- Södertälje, Sweden

Information
- School type: Offers inter-Orthodox education and priest training with postgraduate studies.
- Motto: Religion, peace and democracy through education
- Established: 2018

= Sankt Ignatios College =

Swedish inter-Orthodox Christian school

Sankt Ignatios College is an inter-Orthodox Christian educational institution in Sweden. The college provides education and training for those called to service in the Orthodox Churches. The college is based in Södertälje, Sweden.

== History ==
The college came into being in 2018 through a collaboration between Sankt Ignatios Folkhögskola and Stockholm School of Theology, (University College Stockholm).  Students who are preparing for ministry in the churches receive courses and instruction at both the Folkhögskola and university levels.

The education at Folkhögskola level involves foundational theological, biblical and vocational courses, especially those focused on the Orthodox Church traditions. At the Stockholm School of Eastern Christian Studies, students undertake postgraduate programs leading to a Master's degree in Eastern Christian Studies. The (full) professors in the college include Samuel Rubenson and Cyril Hovorun.

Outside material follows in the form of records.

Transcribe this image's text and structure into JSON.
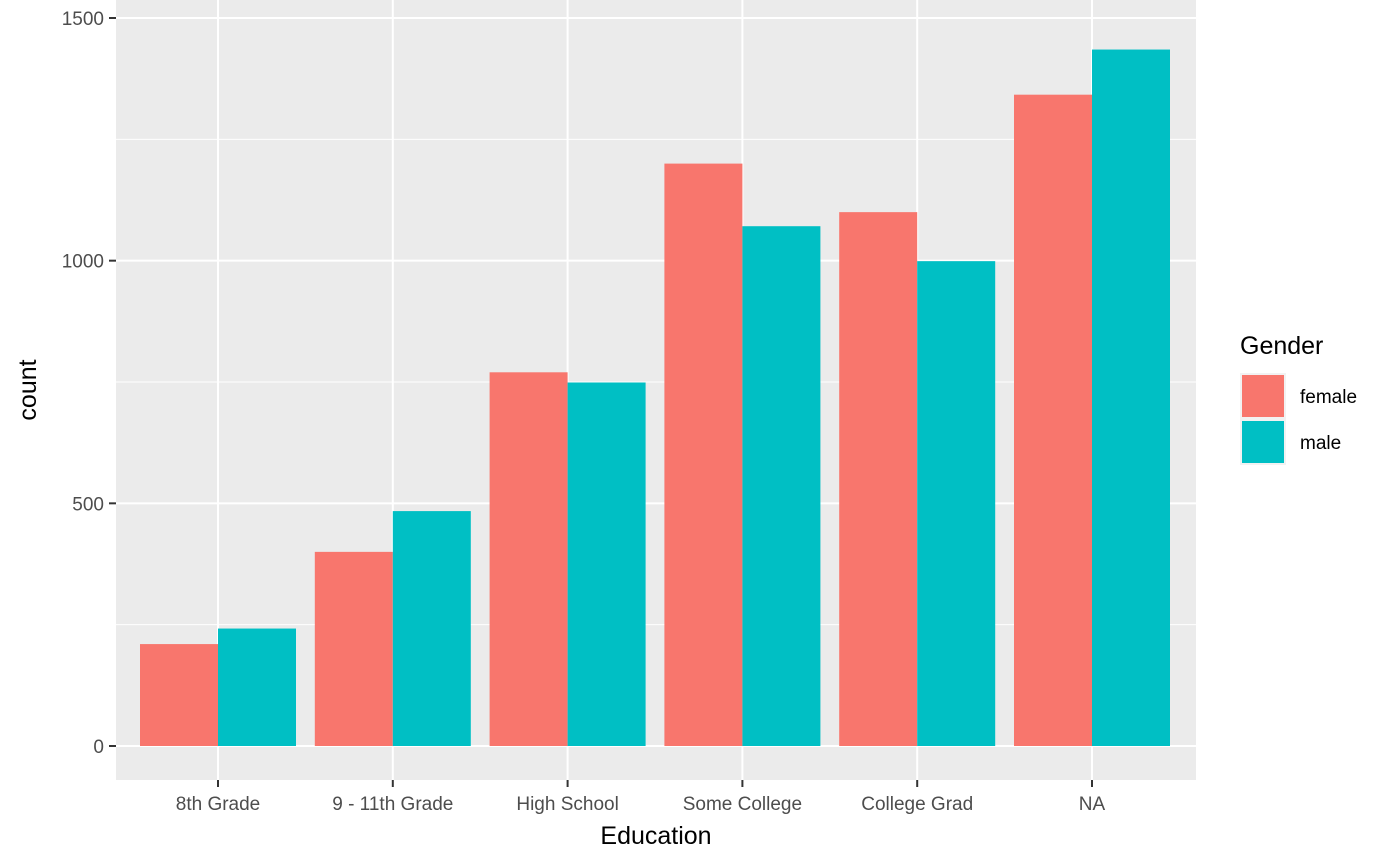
{
  "chart_data": {
    "type": "bar",
    "categories": [
      "8th Grade",
      "9 - 11th Grade",
      "High School",
      "Some College",
      "College Grad",
      "NA"
    ],
    "series": [
      {
        "name": "female",
        "color": "#F8766D",
        "values": [
          210,
          400,
          770,
          1200,
          1100,
          1342
        ]
      },
      {
        "name": "male",
        "color": "#00BFC4",
        "values": [
          242,
          484,
          749,
          1071,
          999,
          1435
        ]
      }
    ],
    "title": "",
    "xlabel": "Education",
    "ylabel": "count",
    "ylim": [
      0,
      1500
    ],
    "yticks": [
      "0",
      "500",
      "1000",
      "1500"
    ],
    "grid": true,
    "legend": {
      "title": "Gender",
      "placement": "right"
    },
    "panel_background": "#EBEBEB"
  }
}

In 2014, Gabriel Bar-Sawme, who would later become a lecturer at the college, collaborated with indie developer Simon Yildiz to create an iOS app named Mele which taught western Classical Syriac (kṯoḇonōyō) in the form of a quiz. As of April 2026, the app is no longer available.

== The seminaries ==
All students in Sankt Ignatios College are enrolled in one of the four seminaries representing the major Orthodox traditions in Sweden. The Byzantine (Greek and Slavic) Orthodox Seminary; The Coptic Orthodox Seminary; The Syrian Orthodox Seminary; The Tewahedo (Eritrean and Ethiopic) Orthodox Seminary. The seminaries serve as a contact between the students and the Church traditions they belong to, as well as providing accommodation for the students during their study time. They are based in Södertälje where the majority of teaching takes place.